Novel visible light induced Co₃O₄-g-C₃N₄ heterojunction photocatalysts for efficient degradation of methyl orange

Novel visible-light-induced Co₃O₄-g-C₃N₄ heterojunction photocatalysts were synthesized via a facile mixing-and-heating method. The as-prepared samples were characterized by X-ray diffraction (XRD), scanning electron microscopy (SEM), transmission electron microscopy (TEM), high-resolution transmission electron microscopy (HRTEM), ultraviolet-visible diffuse reflection spectroscopy (DRS), electron spin resonance (ESR) and photoluminescence spectroscopy (PL). The heterojunction photocatalysts exhibit a significantly enhanced photocatalytic activity in degrading methyl orange (MO).

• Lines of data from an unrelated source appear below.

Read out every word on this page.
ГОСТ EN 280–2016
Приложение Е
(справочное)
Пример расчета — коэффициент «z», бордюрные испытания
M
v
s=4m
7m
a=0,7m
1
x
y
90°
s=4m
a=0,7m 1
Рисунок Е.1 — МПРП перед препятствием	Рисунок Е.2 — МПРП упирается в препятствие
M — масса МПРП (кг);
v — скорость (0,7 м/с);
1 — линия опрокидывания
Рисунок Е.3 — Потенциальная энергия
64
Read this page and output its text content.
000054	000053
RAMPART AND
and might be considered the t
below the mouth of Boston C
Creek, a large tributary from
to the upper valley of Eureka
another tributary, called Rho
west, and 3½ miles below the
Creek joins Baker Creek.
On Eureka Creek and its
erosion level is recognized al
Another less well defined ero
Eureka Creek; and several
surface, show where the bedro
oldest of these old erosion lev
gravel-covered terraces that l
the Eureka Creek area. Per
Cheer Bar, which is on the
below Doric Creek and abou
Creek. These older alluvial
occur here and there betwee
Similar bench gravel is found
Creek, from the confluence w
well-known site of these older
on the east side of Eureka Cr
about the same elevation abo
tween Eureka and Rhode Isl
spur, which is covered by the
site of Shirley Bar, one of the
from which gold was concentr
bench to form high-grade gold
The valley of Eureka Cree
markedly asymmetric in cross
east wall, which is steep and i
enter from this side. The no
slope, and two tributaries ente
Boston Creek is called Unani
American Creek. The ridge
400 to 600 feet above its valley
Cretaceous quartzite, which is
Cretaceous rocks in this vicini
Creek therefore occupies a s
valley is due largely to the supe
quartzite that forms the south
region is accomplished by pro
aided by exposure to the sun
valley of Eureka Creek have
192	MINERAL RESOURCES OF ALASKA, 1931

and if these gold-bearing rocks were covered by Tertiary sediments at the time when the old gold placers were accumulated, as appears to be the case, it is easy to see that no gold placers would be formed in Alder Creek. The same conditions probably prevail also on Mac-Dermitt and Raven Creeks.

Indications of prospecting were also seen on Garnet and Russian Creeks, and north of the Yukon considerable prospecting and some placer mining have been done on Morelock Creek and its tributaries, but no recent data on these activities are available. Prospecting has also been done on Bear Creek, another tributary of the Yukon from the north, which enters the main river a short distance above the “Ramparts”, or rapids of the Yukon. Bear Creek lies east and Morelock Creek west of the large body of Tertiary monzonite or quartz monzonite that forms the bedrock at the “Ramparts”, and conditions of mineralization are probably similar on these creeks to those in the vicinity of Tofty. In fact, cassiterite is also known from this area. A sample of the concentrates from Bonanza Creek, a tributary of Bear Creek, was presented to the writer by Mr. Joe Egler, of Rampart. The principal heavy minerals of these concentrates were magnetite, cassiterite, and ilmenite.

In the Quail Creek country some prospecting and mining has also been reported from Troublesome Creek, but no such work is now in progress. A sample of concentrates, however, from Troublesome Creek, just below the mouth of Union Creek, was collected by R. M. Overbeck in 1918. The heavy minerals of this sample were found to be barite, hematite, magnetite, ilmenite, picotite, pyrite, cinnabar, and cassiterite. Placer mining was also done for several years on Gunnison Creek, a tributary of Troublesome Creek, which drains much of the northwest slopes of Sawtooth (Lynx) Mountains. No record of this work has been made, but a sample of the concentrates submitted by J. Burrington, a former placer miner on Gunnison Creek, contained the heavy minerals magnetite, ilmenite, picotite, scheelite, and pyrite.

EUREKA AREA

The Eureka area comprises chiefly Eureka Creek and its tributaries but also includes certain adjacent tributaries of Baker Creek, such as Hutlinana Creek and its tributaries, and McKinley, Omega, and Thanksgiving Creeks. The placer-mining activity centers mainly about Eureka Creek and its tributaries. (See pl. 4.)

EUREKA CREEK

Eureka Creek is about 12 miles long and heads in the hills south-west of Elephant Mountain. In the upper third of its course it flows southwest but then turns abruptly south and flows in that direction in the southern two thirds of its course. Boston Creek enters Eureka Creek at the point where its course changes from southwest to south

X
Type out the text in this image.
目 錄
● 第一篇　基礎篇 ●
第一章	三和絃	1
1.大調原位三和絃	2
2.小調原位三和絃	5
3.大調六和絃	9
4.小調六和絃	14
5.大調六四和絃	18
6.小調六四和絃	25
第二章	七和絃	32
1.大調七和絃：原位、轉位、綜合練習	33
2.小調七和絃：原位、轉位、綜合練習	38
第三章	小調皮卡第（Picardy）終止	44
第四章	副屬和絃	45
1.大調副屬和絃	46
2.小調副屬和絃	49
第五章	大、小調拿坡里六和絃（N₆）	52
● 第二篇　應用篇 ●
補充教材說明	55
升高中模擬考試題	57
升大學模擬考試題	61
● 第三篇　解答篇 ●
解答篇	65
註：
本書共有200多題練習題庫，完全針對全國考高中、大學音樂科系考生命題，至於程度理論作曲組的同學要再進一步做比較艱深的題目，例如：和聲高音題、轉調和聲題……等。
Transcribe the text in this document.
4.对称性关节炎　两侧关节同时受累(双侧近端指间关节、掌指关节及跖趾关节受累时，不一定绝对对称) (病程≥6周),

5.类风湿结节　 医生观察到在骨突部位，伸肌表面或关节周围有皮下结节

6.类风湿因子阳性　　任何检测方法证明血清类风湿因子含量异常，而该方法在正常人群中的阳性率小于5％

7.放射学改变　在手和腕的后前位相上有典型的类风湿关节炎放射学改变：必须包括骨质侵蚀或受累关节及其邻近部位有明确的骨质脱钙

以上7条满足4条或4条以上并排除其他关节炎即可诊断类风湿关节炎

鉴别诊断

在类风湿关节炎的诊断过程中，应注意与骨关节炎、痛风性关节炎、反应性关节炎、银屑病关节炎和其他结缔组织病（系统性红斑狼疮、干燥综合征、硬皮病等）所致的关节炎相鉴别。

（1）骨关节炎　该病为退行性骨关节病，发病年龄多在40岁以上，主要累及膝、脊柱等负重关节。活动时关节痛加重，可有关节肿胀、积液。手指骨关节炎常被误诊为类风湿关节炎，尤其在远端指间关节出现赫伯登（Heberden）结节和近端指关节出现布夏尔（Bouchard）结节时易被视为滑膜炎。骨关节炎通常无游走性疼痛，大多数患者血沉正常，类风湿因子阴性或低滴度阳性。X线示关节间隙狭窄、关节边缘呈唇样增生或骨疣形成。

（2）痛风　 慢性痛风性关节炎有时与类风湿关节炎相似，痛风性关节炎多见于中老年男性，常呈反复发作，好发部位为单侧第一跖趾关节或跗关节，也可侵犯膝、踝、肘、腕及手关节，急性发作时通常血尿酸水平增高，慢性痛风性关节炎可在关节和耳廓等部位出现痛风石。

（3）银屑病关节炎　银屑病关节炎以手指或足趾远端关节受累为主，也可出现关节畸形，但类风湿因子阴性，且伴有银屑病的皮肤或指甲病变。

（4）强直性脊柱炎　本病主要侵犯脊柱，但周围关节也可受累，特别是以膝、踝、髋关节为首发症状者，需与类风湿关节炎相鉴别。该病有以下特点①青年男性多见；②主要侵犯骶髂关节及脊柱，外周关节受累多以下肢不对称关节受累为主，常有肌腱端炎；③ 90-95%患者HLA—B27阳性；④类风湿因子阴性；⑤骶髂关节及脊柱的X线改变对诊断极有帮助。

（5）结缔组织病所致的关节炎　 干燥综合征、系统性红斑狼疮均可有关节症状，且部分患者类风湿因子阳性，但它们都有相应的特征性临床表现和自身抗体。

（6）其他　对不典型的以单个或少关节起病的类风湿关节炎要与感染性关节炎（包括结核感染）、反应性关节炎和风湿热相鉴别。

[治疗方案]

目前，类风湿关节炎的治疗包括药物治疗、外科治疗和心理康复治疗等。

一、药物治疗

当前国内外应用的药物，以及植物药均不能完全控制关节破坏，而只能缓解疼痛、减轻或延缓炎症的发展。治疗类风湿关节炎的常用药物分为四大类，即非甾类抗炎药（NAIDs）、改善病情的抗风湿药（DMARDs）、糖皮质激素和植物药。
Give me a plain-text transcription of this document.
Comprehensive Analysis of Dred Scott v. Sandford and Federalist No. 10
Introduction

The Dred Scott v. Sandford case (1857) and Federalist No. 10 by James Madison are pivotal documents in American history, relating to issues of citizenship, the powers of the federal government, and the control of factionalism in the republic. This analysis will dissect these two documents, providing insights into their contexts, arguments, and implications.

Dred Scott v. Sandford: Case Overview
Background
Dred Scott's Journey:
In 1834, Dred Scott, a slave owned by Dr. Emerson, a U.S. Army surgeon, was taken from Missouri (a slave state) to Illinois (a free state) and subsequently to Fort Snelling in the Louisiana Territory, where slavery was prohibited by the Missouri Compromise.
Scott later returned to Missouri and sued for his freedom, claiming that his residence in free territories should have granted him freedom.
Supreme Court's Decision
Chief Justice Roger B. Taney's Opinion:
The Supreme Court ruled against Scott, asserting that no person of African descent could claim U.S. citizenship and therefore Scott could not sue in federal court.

The optimal Co₃O₄ content with the highest photocatalytic activity was determined to be 0.2wt%. The synergetic effect between Co₃O₄ and g-C₃N₄ plays an important role in promoting photo-generated carrier separation. The ESR and PL results reveals that the enhanced photocatalytic activity of Co₃O₄-g-C₃N₄ was mainly due to the superior amount and longer lifetime of oxidative radicals (O₂^-), as well as the efficient separation of charge carriers. Possible mechanism is proposed for the high photocatalytic activity of heterojunction structures, to guide the design of photocatalysts.